Furthermore, for fracturing applications, if the viscosity drops
prior to reaching the bottom hole temperature this may cause the
proppant to drop out of the gelled fluid and cause a "sand-out".
For temperatures higher than 60.degree. C., the 1099A drops its
viscosity rapidly while the 1099B maintains its viscosity.

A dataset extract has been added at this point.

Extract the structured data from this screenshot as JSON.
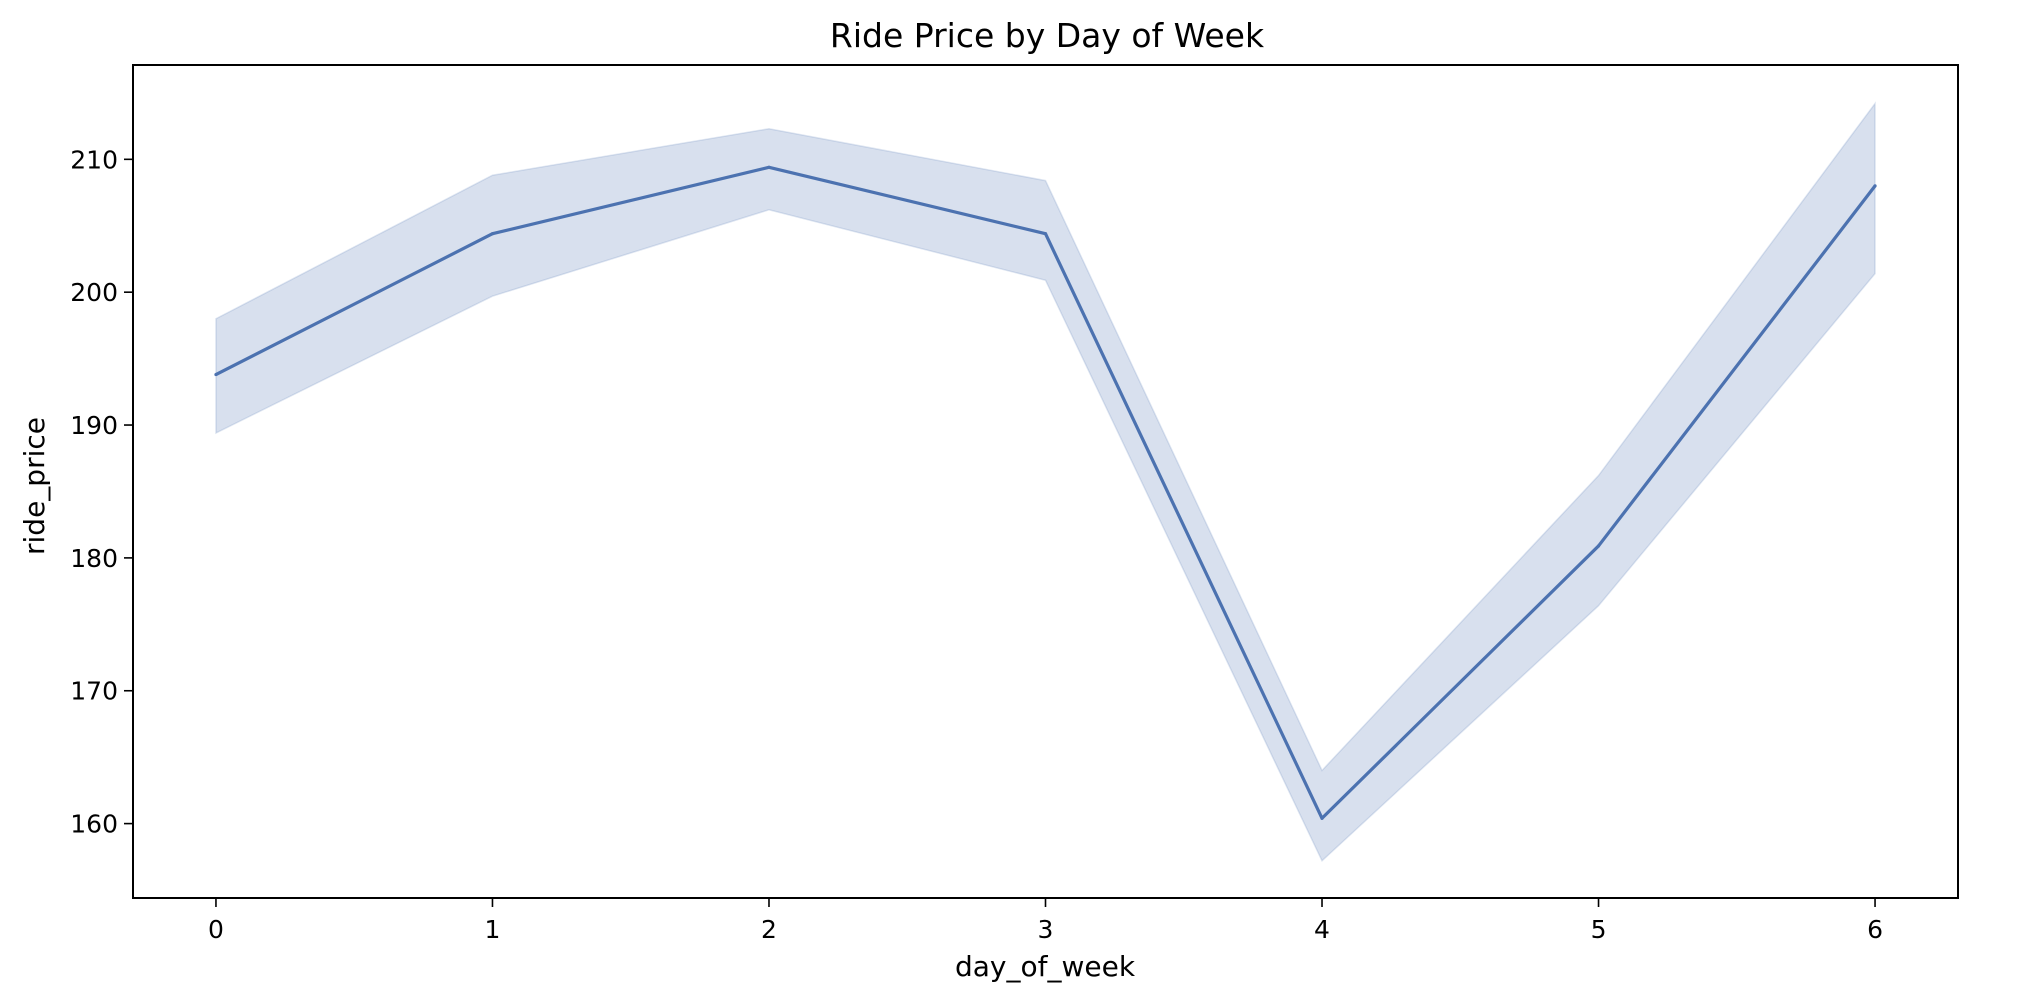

[0066] The behavior of the VESM of the present invention containing
the arylalkyl sulfonate cosurfactant is quite unexpected. It is
unexpected that the viscosity should increase continuously over the
temperature range as the temperature in increased. The superior
viscosity building characteristics of VESM of the present invention
containing arylalkyl sulfonate cosurfactants has been found to hold
true for other applications such as fracturing fluids, gravel
packing fluids, and drilling fluids This demonstrates the superior
high temperature performance of the viscoelastic systems containing
the VESM of this invention over the prior art.